Certains jeux compétitifs proposent des options de communication entre joueurs qui peuvent aller jusqu’aux insultes, voir au harcèlement, si un joueur est considéré comme défaillant. Pour éviter de dégoûter les joueurs débutants, les développeurs mettent en place des stratégies permettant de réduire cet écart de niveau (le skill gap).
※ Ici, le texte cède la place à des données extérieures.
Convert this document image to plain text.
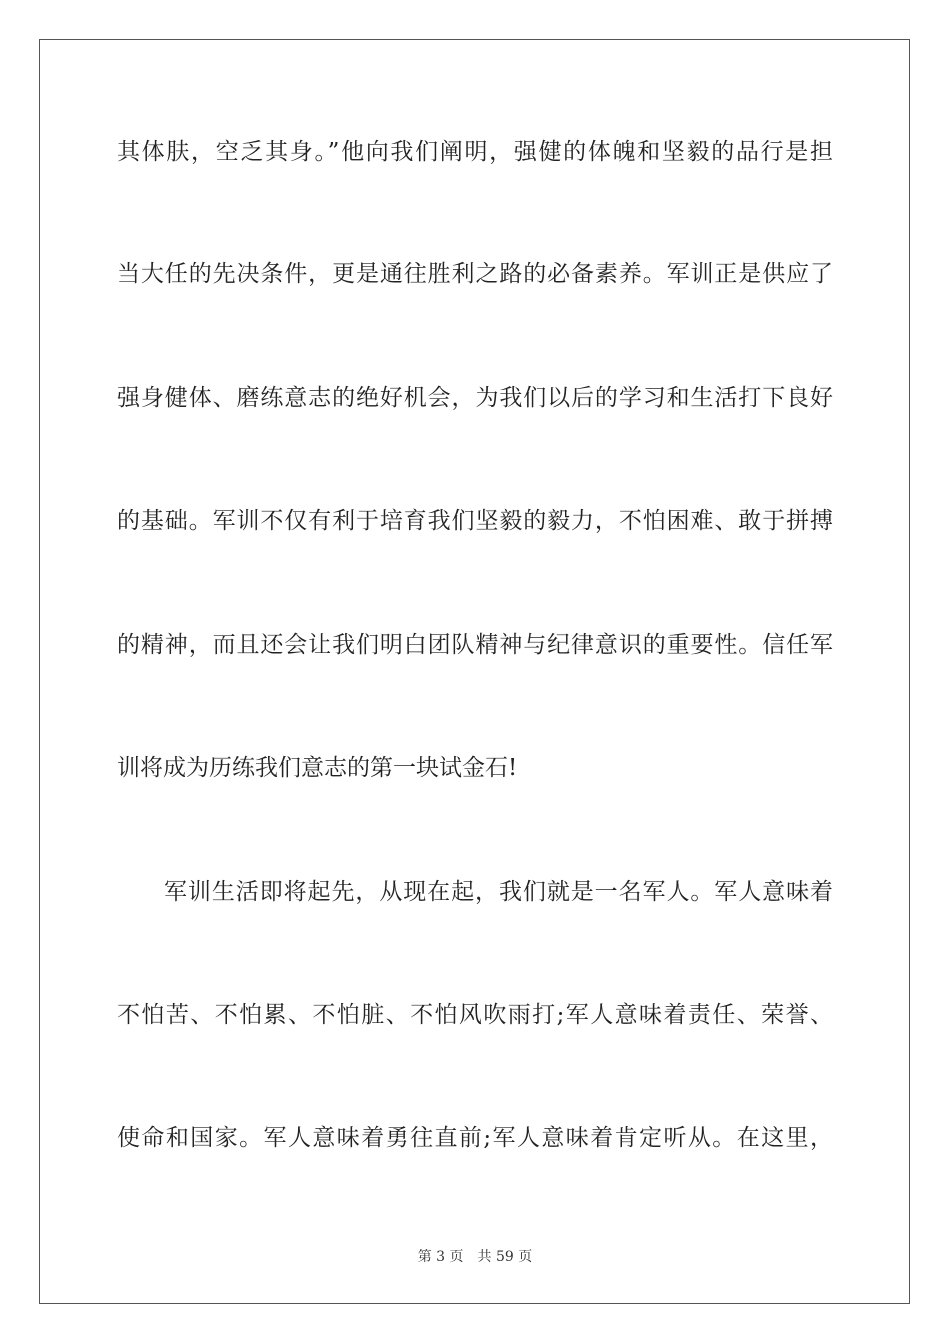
其体肤，空乏其身。”他向我们阐明，强健的体魄和坚毅的品行是担
当大任的先决条件，更是通往胜利之路的必备素养。军训正是供应了
强身健体、磨练意志的绝好机会，为我们以后的学习和生活打下良好
的基础。军训不仅有利于培育我们坚毅的毅力，不怕困难、敢于拼搏
的精神，而且还会让我们明白团队精神与纪律意识的重要性。信任军
训将成为历练我们意志的第一块试金石!
军训生活即将起先，从现在起，我们就是一名军人。军人意味着
不怕苦、不怕累、不怕脏、不怕风吹雨打;军人意味着责任、荣誉、
使命和国家。军人意味着勇往直前;军人意味着肯定听从。在这里，
第 3 页 共 59 页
Introduire une dose de hasard permet de réduire le skill gap (appelé RnG : par exemple, l’apparition aléatoire d’armes dans les jeux types Battle Royale). Toujours dans une optique de réduire ce skill gap, le jeu peut demander au joueur vétéran une prise de risque particulière (un combo dans un jeu de combat peut être dévastateur, mais expose le joueur à de sévères contre-attaques en cas d’échec). L’asymétrie de gameplay et l’équilibrage sont des éléments inhérents aux jeux compétitifs et qui peuvent permettre aux moins bons joueurs de performer (les meilleurs joueurs d’Overwatch auront du mal à gagner face à des débutants s’ils jouent tous un personnage ayant des caractéristiques similaires), etc. À ce sujet, on vous conseille l’excellente vidéo de core-a gaming :
Space Invaders, Ghosts’n Goblins et Castlevania n’ont rien à envier à la série des Souls en termes de difficultés. Quand le premier jeu de la série est sorti, il a été salué pour ses graphismes, son ambiance sombre, son style narratif et son système de combat novateur de gestion de l’endurance. Sa difficulté est devenue iconique, mais il ne s’agissait que d’un aspect parmi d’autres. Si la saga a remis le sujet de la difficulté au cœur des discussions gaming, c’est en partie car le medium a très largement évolué pour s’adresser à différents publics. Que certains accordent qualité et difficulté est une chose, mais le jeu vidéo dans son ensemble ne peut s’y réduire. Chaque joueur mettra le curseur sur l’aspect qui lui importe le plus. Beaucoup de pains pour des jeux !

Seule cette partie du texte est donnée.